Monday, December 29, 2014

Log solution scaling

After interesting overview of firewall scaling, let's have a look at how (security) event logging can be built.
Primary value for evaluating log server performance is events/sec, that is how many events can a solution receive and process. This value of course depends on the hardware of the log server and applications running on top of the log server.
Secondary value is the amount of queries that can be done over the log data. Of course it very much depends on how the log data is stored, complexity of the query and how much data is to be processed by the query.

Single log-server

This is a common solution in many places, where to satisfy the security policy requirements a security appliance or a server is installed to perform log collection and analysis.

This solution has a few limitations, when it comes to scalability, as the amount of logs it can collect is limited by the hardware resources and also in order to collect the logs, it has to have connectivity to each of the elements of the whole environment.
Another disadvantage is that any analysis query takes away the resources from collection, so if resources are not sized properly events might be missed.

Log-server chaining

After realizing that standard log-server solution has problems with performance, many companies buy another server and split the event logging to lower the load. Of course then it gets quite difficult to perform log analysis, so another server is purchased to process only interesting events that the previous nodes pass on.

Actually structure of the tree can depend on business needs and there can be several servers with "analyze" components if there are many queries but not that many events.

This solution provides separation of the collection and analysis functions, so resources are not shared and therefore loss of events is less likely.
There are however other challenges here, as elements have to be assigned to specific collection node, so it is necessary to know how many events elements generate and how many events one collection node can process and forward to the log server.

Big(er)-Data logging solutions 

While aggregating and pre-filtering solutions do the job (at least for alerting when something happens), to be able to do more detailed digging into the logs, something more flexible with access to all the log data is needed. In order to do this, it is necessary to consider distributed storage and parallel processing. With not all data being stored on 1 node, queries have to be run on several nodes in parallel and then the results need to be aggregated (correlation might be a bit problematic though).

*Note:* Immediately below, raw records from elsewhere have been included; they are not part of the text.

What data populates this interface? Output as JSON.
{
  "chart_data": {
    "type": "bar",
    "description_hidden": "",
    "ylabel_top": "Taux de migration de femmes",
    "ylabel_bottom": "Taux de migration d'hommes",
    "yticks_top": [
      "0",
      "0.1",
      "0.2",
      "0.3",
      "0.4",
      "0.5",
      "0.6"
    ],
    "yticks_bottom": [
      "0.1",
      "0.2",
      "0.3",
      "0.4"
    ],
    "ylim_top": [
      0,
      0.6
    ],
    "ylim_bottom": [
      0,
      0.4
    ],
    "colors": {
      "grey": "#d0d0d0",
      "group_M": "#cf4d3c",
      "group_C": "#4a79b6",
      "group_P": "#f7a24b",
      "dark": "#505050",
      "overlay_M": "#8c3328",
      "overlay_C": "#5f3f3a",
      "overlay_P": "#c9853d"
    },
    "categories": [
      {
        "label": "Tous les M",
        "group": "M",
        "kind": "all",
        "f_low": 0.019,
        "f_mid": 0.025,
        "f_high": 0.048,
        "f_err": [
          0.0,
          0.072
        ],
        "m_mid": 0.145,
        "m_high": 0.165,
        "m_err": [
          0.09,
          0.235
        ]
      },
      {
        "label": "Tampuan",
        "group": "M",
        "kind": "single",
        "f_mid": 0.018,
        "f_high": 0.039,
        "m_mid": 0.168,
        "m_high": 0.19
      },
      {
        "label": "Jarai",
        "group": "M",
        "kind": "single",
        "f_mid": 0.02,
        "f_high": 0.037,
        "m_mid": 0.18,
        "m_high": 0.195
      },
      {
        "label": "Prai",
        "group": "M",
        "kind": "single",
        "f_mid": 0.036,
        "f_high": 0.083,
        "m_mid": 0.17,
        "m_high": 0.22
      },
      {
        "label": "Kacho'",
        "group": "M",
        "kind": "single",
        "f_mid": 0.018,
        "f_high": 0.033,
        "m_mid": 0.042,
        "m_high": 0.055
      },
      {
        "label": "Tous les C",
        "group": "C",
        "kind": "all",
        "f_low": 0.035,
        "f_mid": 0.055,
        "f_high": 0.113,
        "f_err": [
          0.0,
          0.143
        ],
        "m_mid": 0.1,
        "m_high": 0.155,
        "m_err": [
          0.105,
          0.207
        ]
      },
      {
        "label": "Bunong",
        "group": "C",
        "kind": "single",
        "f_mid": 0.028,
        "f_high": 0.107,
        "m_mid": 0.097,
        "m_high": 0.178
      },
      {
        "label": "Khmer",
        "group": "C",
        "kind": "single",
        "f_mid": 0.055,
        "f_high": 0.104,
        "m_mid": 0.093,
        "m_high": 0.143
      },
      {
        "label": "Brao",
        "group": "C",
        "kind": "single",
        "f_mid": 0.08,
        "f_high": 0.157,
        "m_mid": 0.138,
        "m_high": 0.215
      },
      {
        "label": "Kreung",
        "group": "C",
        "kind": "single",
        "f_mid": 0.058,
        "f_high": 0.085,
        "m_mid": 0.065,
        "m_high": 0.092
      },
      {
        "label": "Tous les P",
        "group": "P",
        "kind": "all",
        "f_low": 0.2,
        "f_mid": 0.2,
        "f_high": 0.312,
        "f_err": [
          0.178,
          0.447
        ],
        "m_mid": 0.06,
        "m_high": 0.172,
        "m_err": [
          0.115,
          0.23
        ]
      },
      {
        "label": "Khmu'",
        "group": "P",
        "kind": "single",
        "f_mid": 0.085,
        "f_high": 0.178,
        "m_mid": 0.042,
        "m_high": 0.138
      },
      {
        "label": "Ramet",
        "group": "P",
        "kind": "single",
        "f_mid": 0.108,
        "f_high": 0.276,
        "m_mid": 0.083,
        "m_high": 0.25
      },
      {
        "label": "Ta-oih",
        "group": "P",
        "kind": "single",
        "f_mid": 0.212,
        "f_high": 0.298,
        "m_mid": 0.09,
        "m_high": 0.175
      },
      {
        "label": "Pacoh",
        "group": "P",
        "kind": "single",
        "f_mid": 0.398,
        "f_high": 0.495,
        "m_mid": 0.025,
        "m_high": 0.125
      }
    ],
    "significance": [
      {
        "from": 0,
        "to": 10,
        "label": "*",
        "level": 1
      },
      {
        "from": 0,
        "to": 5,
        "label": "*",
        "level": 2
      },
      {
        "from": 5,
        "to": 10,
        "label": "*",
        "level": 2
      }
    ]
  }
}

Possibly the picture is a bit misleading, as there are 3 functions here:

  • Data input (converting syslog or other events into standard format for storage)
  • Data storage (distributed event storage system )
  • Data output  (executing queries on the data and providing results)
Data storage is no longer just a simple write into a file, it is a more complex distribution of the event data to several machines not just for redundancy or speed of access, but also for the ability to execute analysis requests on each of them.

Of course big-data solutions have to be tailored to provide meaningful results, so the solutions require also aggregation or correlation functions as well as knowledge to build queries for information needed.
And that calls for a software programmer and operations engineer roles to work together in much faster and more effective manner than now in order to provide the right information at the time when it is needed.
Besides that, the challenges of the log-server chaining model still remain as collection of appliances and proprietary elements can only produce logs in client-server fashion (e.g. syslog protocol) and won't be able to distribute the load to many collection nodes .

Future of logging

Predicting the development of the entire industry is difficult even for industry analysts, but let's put my 2 cents on the table and describe what I would like to see.
With the increased popularity of the cloud, all hardware resources are more available and more flexible when it comes to re-allocation. With the separation of the functions in log collection and analysis, it is now possible to distribute the load and collect/process more events at the same time.
In order to scale it even better, more granular separation might bring better results. For this, container systems like LXC or Docker come in handy, as you can spawn many processes and distribute them on various platforms as needed. There can be even specific software for each query or report written, so that it runs only when it is needed or when a specific type of events occurs.
This all can be compared to a neural network, where specific neurons get triggered when there are signals with certain strength present on its dendrites.

With collectors (red dots) being specific types of devices, conversion to a generic event structure is much easier to implement and maintain in operations.
Storage (blue dots) are a system of its own, where they synchronize data between themselves as needed and pre-filtering or processing requests (green dots) can happen on each storage components on the data that is available there.
In the output layer (orange dots) all the relevant data is then collected and produces a specific report that is needed and when it is needed.

Major challenge here would be to build a signalling or passing of data between each container without overloading the network or storage I/O. Also to train the network to forward only relevant data to each of the output nodes.
But with the flexibility of small containers it is possible to spawn and run as many nodes and have more layers and various output nodes that this could potentially grow with the cloud and have small enough footprint to make it quite effective.